Another good example is a group called Vsnap. They developed a platform that makes it easy to send short, simple video messages. What the team found is that when you send someone a video message instead of an email, there is a 40% greater likelihood that they will open the message and act on it. Using video, you can regain that engagement potential and have a significant impact on communication.

 

This is not as obviously impactful as curing blindness in kids — very little is — but these people are deeply passionate about it. There is an excitement in their eyes when they describe it, and you can just see that they know they are on to something, and they are not going to let go. They really believe in it.

 

So, you have convinced me to follow my passion and become an entrepreneur. Where should I start?

 

The best way is to find something that you love. It is much more about understanding yourself first than understanding a market. I really think that entrepreneurship is a passport to personal enlightenment. You have to be your own IT department, your own sales department, your own finance department, your own HR department. You have to run an entire business by yourself. That is why it is so hard, and that is why you have to do something that you love. You could find the greatest marketing opportunity in the world, but you are going to suck at it unless you love it.

 

I would encourage people to introspect and figure out who you are and what you want out of life. Your first instincts are normally very short-term id-oriented (sex, parties, cars), but if you really think it through, you realize that those things are not really what fulfill you and make you happy; inevitably, it will be some larger cause.

 

In terms of industry, I would ask, what do you know? What is your background? If you had to build a team today, who do you know and who could you go get that share your values and that will help you to focus on the industry and technical areas? Then you just brainstorm it out on whiteboards and mix with hours of caffeine or beer.

 

Any advice on applying to MassChallenge?

 

Stick to your values — it is the number one thing. It really is incredible to me how much of our success is derived from just being frank and sincere. Our mistakes are almost always caused by being disingenuous with ourselves and trying to impress a certain audience. As long as you are just honest and genuine about who you are and what you want, people will automatically appreciate that.

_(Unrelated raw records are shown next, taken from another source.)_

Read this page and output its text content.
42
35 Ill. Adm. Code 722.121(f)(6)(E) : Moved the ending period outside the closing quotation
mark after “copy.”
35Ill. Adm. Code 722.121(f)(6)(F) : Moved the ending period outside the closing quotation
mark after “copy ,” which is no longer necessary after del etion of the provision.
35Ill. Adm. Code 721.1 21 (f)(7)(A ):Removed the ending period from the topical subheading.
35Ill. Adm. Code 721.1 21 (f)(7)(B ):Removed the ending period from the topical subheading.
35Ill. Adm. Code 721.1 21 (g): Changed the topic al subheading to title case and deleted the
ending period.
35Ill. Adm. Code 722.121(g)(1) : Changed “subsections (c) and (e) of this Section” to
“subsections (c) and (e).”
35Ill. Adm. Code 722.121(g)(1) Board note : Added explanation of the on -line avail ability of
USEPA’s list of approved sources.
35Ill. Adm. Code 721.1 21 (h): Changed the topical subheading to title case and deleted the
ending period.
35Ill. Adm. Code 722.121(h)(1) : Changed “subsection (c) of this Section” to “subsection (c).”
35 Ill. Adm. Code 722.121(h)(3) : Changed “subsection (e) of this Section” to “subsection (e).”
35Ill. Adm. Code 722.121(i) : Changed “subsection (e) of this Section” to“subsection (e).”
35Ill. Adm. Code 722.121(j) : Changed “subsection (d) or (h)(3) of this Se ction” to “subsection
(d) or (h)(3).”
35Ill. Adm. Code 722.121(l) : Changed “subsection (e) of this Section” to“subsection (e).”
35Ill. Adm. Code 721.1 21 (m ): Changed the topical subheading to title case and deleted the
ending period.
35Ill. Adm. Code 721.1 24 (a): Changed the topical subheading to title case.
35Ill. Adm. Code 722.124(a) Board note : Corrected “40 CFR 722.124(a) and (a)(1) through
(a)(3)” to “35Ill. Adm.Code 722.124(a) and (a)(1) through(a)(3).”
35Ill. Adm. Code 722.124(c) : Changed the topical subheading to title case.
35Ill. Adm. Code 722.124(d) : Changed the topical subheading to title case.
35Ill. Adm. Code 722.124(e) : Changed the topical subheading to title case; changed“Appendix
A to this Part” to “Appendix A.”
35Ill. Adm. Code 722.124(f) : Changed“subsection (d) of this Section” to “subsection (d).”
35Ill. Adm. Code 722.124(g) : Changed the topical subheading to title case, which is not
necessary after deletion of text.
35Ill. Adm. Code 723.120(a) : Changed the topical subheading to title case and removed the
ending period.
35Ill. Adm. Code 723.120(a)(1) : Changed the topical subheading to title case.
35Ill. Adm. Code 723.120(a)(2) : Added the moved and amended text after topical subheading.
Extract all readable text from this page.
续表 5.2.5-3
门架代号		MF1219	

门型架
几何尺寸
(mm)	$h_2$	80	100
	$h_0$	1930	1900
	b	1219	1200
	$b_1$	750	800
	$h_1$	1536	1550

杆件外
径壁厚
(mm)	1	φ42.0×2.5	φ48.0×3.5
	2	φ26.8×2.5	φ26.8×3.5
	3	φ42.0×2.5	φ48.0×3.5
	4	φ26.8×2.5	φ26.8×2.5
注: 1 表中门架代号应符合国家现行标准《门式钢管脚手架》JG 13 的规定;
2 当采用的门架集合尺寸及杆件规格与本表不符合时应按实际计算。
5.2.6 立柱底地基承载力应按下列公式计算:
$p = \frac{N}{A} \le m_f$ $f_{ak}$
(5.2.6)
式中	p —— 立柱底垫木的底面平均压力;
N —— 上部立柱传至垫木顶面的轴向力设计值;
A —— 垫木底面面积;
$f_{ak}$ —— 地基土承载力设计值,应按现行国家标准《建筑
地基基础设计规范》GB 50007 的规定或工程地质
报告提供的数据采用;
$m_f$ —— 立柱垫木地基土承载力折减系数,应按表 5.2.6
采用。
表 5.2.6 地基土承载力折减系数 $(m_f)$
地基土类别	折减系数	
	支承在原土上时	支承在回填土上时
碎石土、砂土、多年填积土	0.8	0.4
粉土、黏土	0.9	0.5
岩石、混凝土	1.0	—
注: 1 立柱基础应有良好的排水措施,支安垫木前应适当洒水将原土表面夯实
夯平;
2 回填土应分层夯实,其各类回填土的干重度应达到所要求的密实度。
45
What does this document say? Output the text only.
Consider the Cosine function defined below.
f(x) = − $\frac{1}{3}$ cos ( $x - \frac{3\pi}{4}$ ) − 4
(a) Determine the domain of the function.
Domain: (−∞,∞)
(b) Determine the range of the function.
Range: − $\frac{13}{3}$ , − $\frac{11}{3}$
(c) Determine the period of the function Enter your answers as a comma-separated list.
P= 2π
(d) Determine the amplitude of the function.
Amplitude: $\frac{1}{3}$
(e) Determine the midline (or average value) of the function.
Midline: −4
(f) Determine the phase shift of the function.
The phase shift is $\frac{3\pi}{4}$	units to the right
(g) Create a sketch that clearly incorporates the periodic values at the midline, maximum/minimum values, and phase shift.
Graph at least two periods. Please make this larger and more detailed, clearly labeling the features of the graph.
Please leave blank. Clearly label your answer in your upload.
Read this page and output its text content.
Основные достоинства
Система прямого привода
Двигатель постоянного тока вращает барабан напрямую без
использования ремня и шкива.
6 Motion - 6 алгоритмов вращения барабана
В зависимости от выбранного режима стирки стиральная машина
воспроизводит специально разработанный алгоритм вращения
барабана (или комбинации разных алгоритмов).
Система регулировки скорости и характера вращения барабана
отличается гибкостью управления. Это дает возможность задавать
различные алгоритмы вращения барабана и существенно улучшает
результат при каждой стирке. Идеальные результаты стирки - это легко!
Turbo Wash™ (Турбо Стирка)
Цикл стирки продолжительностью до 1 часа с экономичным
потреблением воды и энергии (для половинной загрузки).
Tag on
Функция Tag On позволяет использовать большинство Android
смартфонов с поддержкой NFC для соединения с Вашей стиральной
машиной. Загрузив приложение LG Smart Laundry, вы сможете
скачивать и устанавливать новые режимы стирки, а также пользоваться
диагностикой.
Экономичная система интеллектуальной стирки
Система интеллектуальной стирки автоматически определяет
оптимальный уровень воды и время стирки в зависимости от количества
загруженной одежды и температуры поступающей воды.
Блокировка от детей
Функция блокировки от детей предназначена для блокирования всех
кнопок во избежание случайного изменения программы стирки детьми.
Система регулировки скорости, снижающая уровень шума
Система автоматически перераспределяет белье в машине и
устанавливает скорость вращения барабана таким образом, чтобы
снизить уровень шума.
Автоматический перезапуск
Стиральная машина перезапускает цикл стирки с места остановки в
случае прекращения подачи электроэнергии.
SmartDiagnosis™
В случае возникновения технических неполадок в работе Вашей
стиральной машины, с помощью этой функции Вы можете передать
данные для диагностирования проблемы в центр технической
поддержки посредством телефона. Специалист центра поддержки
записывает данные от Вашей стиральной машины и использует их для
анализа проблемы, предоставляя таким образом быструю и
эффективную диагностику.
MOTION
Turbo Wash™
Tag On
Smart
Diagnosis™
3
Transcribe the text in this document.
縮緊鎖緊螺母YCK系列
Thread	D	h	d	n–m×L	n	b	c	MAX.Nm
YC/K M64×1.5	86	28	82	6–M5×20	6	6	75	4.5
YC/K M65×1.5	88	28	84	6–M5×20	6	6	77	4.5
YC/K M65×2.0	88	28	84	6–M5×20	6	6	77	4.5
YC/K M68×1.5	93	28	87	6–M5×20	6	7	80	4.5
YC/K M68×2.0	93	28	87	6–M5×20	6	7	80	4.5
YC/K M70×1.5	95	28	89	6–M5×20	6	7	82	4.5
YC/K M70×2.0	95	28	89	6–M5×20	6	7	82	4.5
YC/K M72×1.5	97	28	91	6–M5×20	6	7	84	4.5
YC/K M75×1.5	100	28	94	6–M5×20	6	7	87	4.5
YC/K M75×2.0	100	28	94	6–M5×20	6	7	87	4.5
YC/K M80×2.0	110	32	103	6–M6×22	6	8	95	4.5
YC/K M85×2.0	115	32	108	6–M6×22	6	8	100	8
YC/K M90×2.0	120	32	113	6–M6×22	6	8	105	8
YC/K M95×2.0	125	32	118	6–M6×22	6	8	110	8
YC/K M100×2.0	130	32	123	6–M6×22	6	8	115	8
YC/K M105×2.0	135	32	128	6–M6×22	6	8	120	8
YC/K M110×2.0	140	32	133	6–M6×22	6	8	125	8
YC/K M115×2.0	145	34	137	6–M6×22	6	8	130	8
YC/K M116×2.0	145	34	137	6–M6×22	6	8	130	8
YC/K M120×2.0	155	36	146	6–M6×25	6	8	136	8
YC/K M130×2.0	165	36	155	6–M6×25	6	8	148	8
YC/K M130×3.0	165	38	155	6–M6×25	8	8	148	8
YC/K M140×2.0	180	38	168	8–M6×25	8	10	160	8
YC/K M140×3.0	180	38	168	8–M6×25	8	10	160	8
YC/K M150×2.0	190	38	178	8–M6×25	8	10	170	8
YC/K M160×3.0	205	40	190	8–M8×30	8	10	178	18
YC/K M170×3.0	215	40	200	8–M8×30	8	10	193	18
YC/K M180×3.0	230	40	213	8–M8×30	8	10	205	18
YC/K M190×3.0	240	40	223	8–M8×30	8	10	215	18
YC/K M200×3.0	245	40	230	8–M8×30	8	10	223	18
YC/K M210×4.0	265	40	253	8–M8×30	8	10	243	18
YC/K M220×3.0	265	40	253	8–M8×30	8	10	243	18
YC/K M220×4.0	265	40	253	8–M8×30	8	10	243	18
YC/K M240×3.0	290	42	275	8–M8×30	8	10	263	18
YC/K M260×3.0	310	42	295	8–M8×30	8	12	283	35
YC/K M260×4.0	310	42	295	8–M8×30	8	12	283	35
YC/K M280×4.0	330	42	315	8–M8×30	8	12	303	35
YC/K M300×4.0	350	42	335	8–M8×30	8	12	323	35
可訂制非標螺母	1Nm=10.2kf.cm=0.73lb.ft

People want genuine.

 

What’s next for MassChallenge?

 

What’s next for MassChallenge is scaling it up even more. We’re already the largest startup accelerator in the world, but we are not nearly the size we would like to be. We want to reach more entrepreneurs in more places around the world.

 

How can Daily BR!NK readers contribute to your success?

 

In the very short-term, before April 11th, either enter a startup idea into the competition or tell someone with an idea to enter. We are looking for committed, high-quality entrepreneurs with good ideas. Most of the startups that enter are just at the idea stage, so maybe you’re not yet fully committed, maybe you don’t yet know all of the answers or have all of the solutions, but if you think it’s probably a good idea and you might be able to get committed, that’s still worthwhile. Part of our process helps people to decide if this is the idea for them or not.

 

Over the longer term, we want to open multiple locations and hopefully expand our program to people all over the world. To do this, we have to figure out a more sustainable financial model. We are a non-profit that decided to forego the equity, which is where there is a lot of upside and money, so we are living off of sponsorships and grants. Help us in finding a more sustainable model or by contributing a donation.

 

Finally, help a startup today. Whether it is one of our startups or not, just do something. Make an introduction for them, set up a meeting, set up a call, offer some advice, buy a product, whatever it is you can help to do to promote a startup. Or just reach out to them and ask, “What can I do to help you achieve your goals?”